Four out of five London residents suffered from uncomfortably hot homes this summer, according to a survey by consultancy WSP Parsons Brinckerhoff.
As a result, their health and productivity suffered, while energy consumption rose as many resorted to air conditioning.
The ComRes survey of 1,005 people in the capital found that: 83% suffered from overheating in their home at least once; 53% occasionally; 11% said their home was uncomfortably hot most of the time; and 4% said this was the case all the time. Overheating affected residents in newer homes significantly more than those in older homes, with 8% installing air conditioning to cope.
WSP Parsons Brinckerhoff said that around 2,000 deaths were caused by overheating each year in the UK and this could worsen by the middle of the century, when very hot summer days are projected to be 6.5°C warmer.
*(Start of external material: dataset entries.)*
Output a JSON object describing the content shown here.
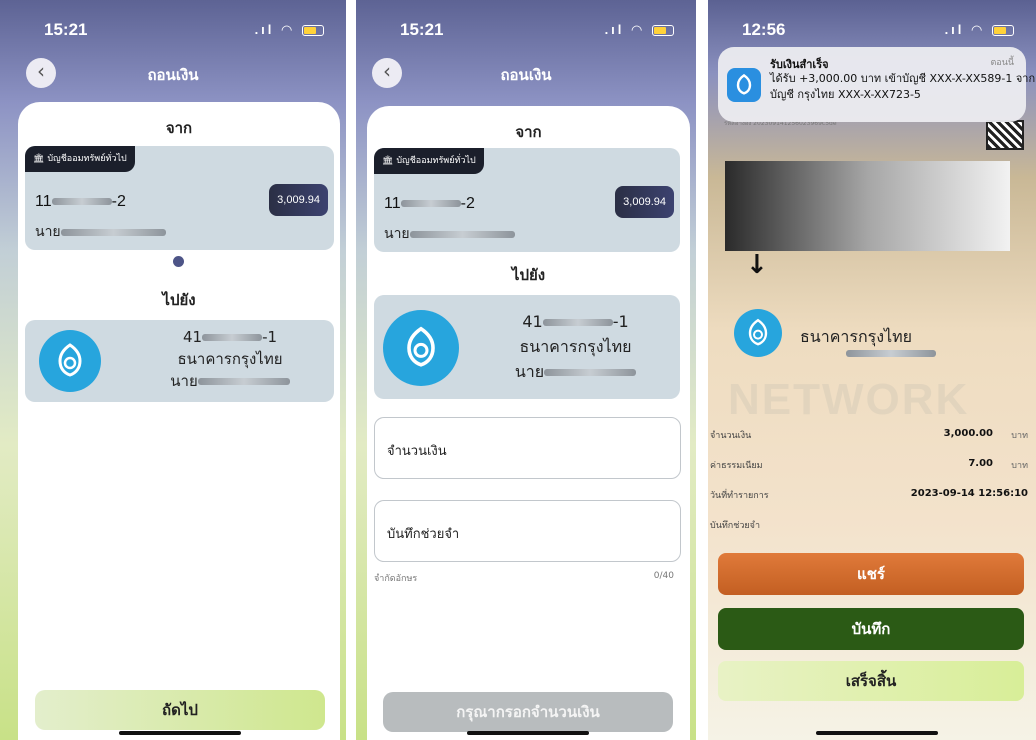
{
  "screen1": {
    "time": "15:21",
    "title": "ถอนเงิน",
    "from_label": "จาก",
    "account_tag": "บัญชีออมทรัพย์ทั่วไป",
    "account_prefix": "11",
    "account_suffix": "-2",
    "balance": "3,009.94",
    "owner_prefix": "นาย",
    "to_label": "ไปยัง",
    "dest_prefix": "41",
    "dest_suffix": "-1",
    "dest_bank": "ธนาคารกรุงไทย",
    "dest_owner_prefix": "นาย",
    "next_label": "ถัดไป"
  },
  "screen2": {
    "time": "15:21",
    "title": "ถอนเงิน",
    "from_label": "จาก",
    "account_tag": "บัญชีออมทรัพย์ทั่วไป",
    "account_prefix": "11",
    "account_suffix": "-2",
    "balance": "3,009.94",
    "owner_prefix": "นาย",
    "to_label": "ไปยัง",
    "dest_prefix": "41",
    "dest_suffix": "-1",
    "dest_bank": "ธนาคารกรุงไทย",
    "dest_owner_prefix": "นาย",
    "amount_label": "จำนวนเงิน",
    "memo_label": "บันทึกช่วยจำ",
    "char_limit_label": "จำกัดอักษร",
    "char_count": "0/40",
    "submit_label": "กรุณากรอกจำนวนเงิน"
  },
  "screen3": {
    "time": "12:56",
    "notification": {
      "title": "รับเงินสำเร็จ",
      "when": "ตอนนี้",
      "body": "ได้รับ +3,000.00 บาท เข้าบัญชี XXX-X-XX589-1 จากบัญชี กรุงไทย XXX-X-XX723-5"
    },
    "ref_text": "รหัสอ้างอิง 202309141256023969c5de",
    "arrow": "↓",
    "dest_bank": "ธนาคารกรุงไทย",
    "watermark": "NETWORK",
    "rows": [
      {
        "label": "จำนวนเงิน",
        "value": "3,000.00",
        "unit": "บาท"
      },
      {
        "label": "ค่าธรรมเนียม",
        "value": "7.00",
        "unit": "บาท"
      },
      {
        "label": "วันที่ทำรายการ",
        "value": "2023-09-14 12:56:10",
        "unit": ""
      },
      {
        "label": "บันทึกช่วยจำ",
        "value": "",
        "unit": ""
      }
    ],
    "share_label": "แชร์",
    "save_label": "บันทึก",
    "done_label": "เสร็จสิ้น"
  },
  "colors": {
    "accent_dark": "#1b1f2b",
    "bank_blue": "#27a5dd",
    "share_orange": "#cf6a2b",
    "save_green": "#2b5a15",
    "done_lime": "#dff1a9"
  }
}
More than half (52%) of those whose home felt uncomfortably hot reported being woken up at night, and almost a third (31%) said they felt tired or unwell as a result of their home overheating.
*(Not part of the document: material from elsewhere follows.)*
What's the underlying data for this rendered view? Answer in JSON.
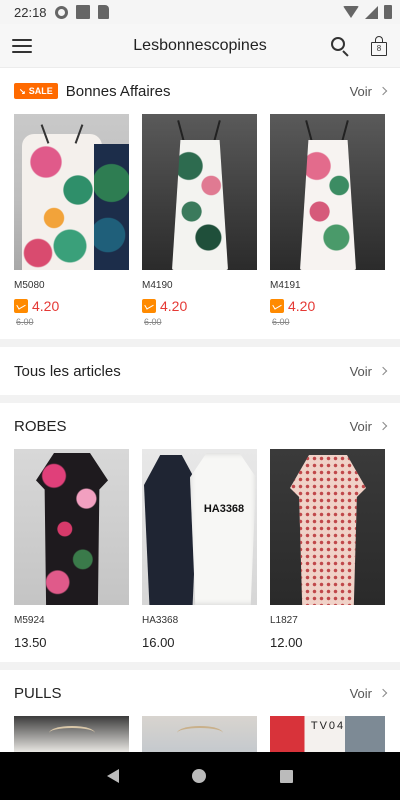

‘If building design and regulations are not changed now, the impact on health will worsen, productivity will reduce, energy consumption will increase, and the long-term value of homes will be affected,’ claim the researchers.
David Bownass, WSP Parsons Brinckerhoff building services director, said: ‘Newer homes and flats are better insulated to cope with cold weather, but are consequently hotter in summer. Warmer temperatures will force us to use air conditioning, so we should be designing buildings now… to allow affordable retrofitting of these systems.’